As alterações, que haviam sido aprovadas no Congresso (a câmara baixa das Cortes, o parlamento espanhol) acabam com o crime de sedição e mudam o de peculato (desvio ou mau uso de fundos públicos), que levaram à condenação de nove dirigentes da Catalunha envolvidos na tentativa de autodeterminação da região em 2017.
Dezenas de outros catalães estão acusados destes crimes, a aguardar julgamento ou, como acontece com Puigdemont, fugidos à justiça no estrangeiro.
Aqueles que já foram julgados foram condenados a penas de prisão e à inabilitação para exercerem cargos públicos durante vários anos.
A acusação e condenação por peculato deve-se à utilização de verbas públicas para organizar o referendo sobre a autodeterminação da Catalunha, em 01 de outubro de 2017, que o Tribunal Constitucional havia dito ser ilegal.
Com as mudanças no Código Penal hoje ratificadas, todos os já condenados ou acusados podem ver reduzidas as penas que lhes foram aplicadas ou vierem a ser aplicadas, permitindo, por exemplo, o regresso à vida política em breve, como candidaturas em próximas eleições regionais.
Com o fim do crime de sedição, aos independentistas seria aplicado, segundo os juristas e o Governo espanhol, o crime de "desordens públicas agravadas".
Se a sedição previa penas de prisão de até 15 anos, o de "desordens públicas agravadas" estabelece um máximo de cinco anos, aligeirando ainda as condenações relativas à proibição de exercício de cargos públicos.
No caso do peculato, a lei espanhola passa a distinguir entre desvio de dinheiro público para benefício pessoal e para outros fins, sendo que seria neste última tipologia, com penas mais leves, que se enquadraria o caso dos independentistas.
As penas aplicáveis a peculato sem enriquecimento pessoal são de entre um e quatro anos de prisão e entre dois e seis anos de impedimento de exercício de um cargo público. No Código Penal ainda em vigor, as penas mínimas são de seis anos e as máximas podem chegar aos 20 anos, nos dois casos.
Nenhum dos nove julgados estão já na prisão, porque o Governo espanhol, liderado pelo socialista Pedro Sánchez, lhes concedeu indultos em 2019.

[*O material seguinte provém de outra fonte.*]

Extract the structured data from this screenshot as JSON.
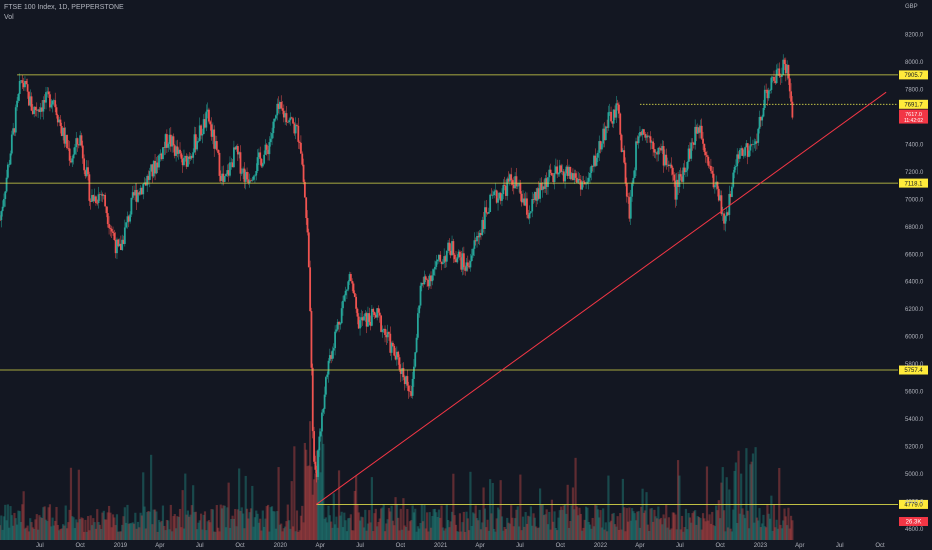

Sem uma maioria absoluta de apoio no parlamento nacional, Sánchez tem contado com os independentistas catalães (e também com os bascos, além de outras formações mais pequenas) para aprovar leis como o Orçamento do Estado e estas mudanças no Código Penal ratificadas hoje pelo Senado.
O próprio Sánchez reconheceu que esta é uma reforma "arriscada" do Código Penal, mas acrescentou ser o único caminho para acabar com a crispação na Catalunha e desjudicializar o conflito político.
Sánchez tem defendido que este caminho tem tido bons resultados e que, desde que tomou posse, em 2018, o independentismo catalão está dividido, há diálogo entre as instituições nacionais e regionais e deixou de haver no executivo catalão a defesa e um projeto de autodeterminação unilateral da Catalunha.
O Governo espanhol (uma coligação de socialistas e da plataforma de extrema-esquerda Unidas Podemos) tem sublinhado também que está em causa um alinhamento da legislação com a de outros países e destaca que a tipificação da sedição no Código Penal tem sido o argumento usado pela Bélgica ou a Alemanha para não extraditarem Puigdemont.
Já a direita acusa os socialistas de negociarem com "delinquentes" as suas próprias penas só em troca de garantirem "a cadeira do poder".
A direita acusa ainda os socialistas de terem atropelado procedimentos parlamentares para introduzirem estas mudanças na lei em poucos dias, quase sem debate e impedindo pareceres ou audições, e alerta que vários condenados por corrupção em Espanha poderão ver as penas diminuídas quando o novo Código Penal entrar em vigor.
Os partidos no Governo e aqueles que lhe dão apoio parlamentar (que formam uma maioria absoluta no Congresso e no Senado) tinham 'colado' a esta alteração no Código Penal "emendas" às leis orgânicas do Tribunal Constitucional (TC) e do Conselho Geral do Poder Judicial, para alterar a forma de eleição dos juízes para os dois órgãos, recorrendo a um mecanismo previsto no regimento das Cortes espanholas usado com frequência, embora seja considerado um "atropelo" às regras.
A pedido do Partido Popular (PP, direita), o TC decidiu esta semana tomar medidas cautelares e impediu a votação hoje dessas emendas no Senado, numa decisão inédita na democracia espanhola de ingerência no poder legislativo.
A decisão do plenário do TC abriu uma "crise institucional sem precedentes" em Espanha em 44 anos de democracia, como afirmou o presidente do Senado, Ander Gil (PSOE).